Avec le “Tour cycliste international de la Guadeloupe”, le carnaval est l’une des manifestations qui drainent le plus de spectateurs de tout âge. Des photos du défilé du dimanche 27 janvier dernier à Pointe-à-Pitre illustrent cet article.
La Guadeloupe, aujourd’hui un territoire de moins de 400 000 habitants avec près de 60 000 personnes qui touchent les minima sociaux donc qui vivent en dessous du seuil de pauvreté (1 026 euros par mois en France et en Europe) et avec une délinquance des jeunes qui s’est développée ces dernières années a besoin de panser ses blessures. Bien sûr, le groupe internationalement connu, Kassav’, par la voix de son célèbre guitariste Jacob Desvarieux, a chanté en 1984 “Zouk la sé sèl médikaman nou ni” (Le zouk est notre seul médicament) mais plus de 30 ans plus tard, la Guadeloupe a besoin d’autres remèdes pour soigner ses nouveaux maux.

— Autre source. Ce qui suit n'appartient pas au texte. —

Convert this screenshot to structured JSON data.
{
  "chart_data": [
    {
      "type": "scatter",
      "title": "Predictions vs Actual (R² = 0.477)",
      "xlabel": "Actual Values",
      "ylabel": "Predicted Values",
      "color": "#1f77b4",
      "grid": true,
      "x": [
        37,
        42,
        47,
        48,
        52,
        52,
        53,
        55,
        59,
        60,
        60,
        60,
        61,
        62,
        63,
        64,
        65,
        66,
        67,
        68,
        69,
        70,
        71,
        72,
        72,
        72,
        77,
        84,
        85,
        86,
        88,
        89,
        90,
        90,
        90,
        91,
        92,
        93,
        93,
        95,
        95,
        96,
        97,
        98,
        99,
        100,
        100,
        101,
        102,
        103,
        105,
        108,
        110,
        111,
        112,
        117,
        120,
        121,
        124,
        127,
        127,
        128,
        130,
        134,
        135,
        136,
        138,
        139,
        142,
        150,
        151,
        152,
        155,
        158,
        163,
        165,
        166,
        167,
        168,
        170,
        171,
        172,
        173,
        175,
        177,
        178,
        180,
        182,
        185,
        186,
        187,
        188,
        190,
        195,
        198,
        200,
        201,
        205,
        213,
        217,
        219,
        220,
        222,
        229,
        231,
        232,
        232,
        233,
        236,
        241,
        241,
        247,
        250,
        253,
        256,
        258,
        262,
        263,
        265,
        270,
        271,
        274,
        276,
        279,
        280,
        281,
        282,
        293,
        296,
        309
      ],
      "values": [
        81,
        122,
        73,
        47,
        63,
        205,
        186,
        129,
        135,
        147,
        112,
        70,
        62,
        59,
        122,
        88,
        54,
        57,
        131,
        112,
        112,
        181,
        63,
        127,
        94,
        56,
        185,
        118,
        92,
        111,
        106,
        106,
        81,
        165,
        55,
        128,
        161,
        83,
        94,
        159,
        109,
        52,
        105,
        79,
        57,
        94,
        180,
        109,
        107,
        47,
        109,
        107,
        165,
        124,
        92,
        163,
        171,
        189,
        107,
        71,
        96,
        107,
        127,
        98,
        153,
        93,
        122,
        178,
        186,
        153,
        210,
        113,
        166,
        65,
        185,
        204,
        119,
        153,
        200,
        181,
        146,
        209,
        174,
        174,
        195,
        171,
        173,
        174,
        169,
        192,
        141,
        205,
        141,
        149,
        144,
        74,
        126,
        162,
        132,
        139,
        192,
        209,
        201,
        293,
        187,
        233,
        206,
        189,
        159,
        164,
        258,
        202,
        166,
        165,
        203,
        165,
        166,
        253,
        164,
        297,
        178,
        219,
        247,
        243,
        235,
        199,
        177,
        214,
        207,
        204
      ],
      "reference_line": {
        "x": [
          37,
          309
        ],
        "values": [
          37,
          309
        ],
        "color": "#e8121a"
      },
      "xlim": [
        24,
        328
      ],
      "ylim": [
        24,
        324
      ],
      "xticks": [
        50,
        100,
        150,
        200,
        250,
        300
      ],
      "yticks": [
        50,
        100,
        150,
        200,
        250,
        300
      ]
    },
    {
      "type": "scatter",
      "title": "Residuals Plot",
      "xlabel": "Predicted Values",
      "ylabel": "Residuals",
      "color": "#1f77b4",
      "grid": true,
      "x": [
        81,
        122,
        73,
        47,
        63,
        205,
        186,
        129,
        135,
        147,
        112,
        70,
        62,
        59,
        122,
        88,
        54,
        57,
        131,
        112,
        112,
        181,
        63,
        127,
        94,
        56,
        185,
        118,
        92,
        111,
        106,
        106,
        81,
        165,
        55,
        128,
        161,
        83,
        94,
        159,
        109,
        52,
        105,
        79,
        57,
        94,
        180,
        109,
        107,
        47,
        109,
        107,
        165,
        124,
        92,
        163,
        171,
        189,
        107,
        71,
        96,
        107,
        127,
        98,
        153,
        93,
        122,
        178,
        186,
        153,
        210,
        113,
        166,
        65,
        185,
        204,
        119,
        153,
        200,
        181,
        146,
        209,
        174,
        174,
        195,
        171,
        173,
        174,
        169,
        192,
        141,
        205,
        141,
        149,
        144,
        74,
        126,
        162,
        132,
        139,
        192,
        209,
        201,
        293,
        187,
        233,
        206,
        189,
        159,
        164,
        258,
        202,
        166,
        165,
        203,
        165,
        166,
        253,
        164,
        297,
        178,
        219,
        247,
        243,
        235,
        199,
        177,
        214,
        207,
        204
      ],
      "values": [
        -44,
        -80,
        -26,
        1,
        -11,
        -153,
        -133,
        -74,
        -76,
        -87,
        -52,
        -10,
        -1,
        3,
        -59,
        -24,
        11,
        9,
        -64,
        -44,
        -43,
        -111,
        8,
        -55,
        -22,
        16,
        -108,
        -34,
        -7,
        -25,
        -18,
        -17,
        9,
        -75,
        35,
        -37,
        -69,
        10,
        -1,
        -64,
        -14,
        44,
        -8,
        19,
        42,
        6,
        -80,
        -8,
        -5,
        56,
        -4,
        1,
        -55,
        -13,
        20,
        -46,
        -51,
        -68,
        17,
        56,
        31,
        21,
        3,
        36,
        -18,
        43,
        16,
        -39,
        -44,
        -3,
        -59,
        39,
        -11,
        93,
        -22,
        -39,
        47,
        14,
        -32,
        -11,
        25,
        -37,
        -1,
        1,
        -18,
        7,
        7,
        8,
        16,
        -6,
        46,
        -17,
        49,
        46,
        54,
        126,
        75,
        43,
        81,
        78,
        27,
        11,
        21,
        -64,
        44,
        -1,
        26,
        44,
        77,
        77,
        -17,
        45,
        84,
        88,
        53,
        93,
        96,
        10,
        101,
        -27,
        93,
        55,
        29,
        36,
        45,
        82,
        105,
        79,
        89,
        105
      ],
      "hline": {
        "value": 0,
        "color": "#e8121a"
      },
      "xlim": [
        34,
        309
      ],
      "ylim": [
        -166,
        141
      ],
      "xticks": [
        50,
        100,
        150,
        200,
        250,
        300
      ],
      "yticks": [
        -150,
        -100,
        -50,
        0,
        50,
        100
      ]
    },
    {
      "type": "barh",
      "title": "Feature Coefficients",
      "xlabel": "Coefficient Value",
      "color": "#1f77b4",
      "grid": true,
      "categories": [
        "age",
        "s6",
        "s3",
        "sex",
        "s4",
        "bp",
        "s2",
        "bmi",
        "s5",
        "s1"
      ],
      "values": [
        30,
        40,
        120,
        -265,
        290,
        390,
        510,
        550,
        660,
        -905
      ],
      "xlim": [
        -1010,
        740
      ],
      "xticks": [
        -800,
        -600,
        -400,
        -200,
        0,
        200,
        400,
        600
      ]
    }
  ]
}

Alors, force est de constater que le carnaval est aussi devenu un médicament qui permet aux habitants de faire face aux difficultés de la vie moderne. Des milliers de personnes sont inscrits dans des groupes de carnaval pour se défouler, pour exister et beaucoup économisent leurs maigres revenus pour faire leurs différents costumes. D’ailleurs, c’est précisément cette précieuse liberté, cette absence de mainmise politique qui freine l’intégration complète du carnaval dans l’économie de la Guadeloupe comme c’est le cas dans beaucoup d’îles de la Caraïbe…
L’hôpital, c’est la rue…
Dès le mois de novembre, la fièvre monte puisque les groupes commencent à répéter leur musique. Certains “carnavaliers” accueillent le Jour de l’An avec un grand soulagement car la saison du carnaval s’ouvre avec le fameux “ben démaré” à la mer et les défilés des groupes commencent le premier dimanche de janvier pour s’achever le Mercredi des Cendres.
Durant le carnaval, les gens oublient la pression sociale. Les complexes surtout physiques disparaissent. Par exemple, le surpoids et l’obésité qui, en temps normal, sont vécus comme un gros handicap deviennent invisibles. Les femmes comme les hommes n’hésitent pas à montrer leur corps avec toutes ses imperfections car ils acceptent de porter des costumes plutôt osés. Quel courage! Et curieusement, la foule ne fait aucune critique, il n’y a aucun mot péjoratif. C’est carnaval, tout (ou presque) est pardonnable…
Car les spectateurs viennent aussi se soigner en assistant à ces défilés dans les rues tous les week-ends. Si certains n’hésitent pas à installer des chaises pliantes sur les trottoirs, la majorité reste debout le long des rues pendant des heures pour voir passer les groupes, ils ne ressentent plus leurs douleurs physiques (rhumatismes, arthrose, sciatique etc). La joie des “carnavaliers” devient communicative. Telle une batterie, le moral de tous est ainsi rechargé.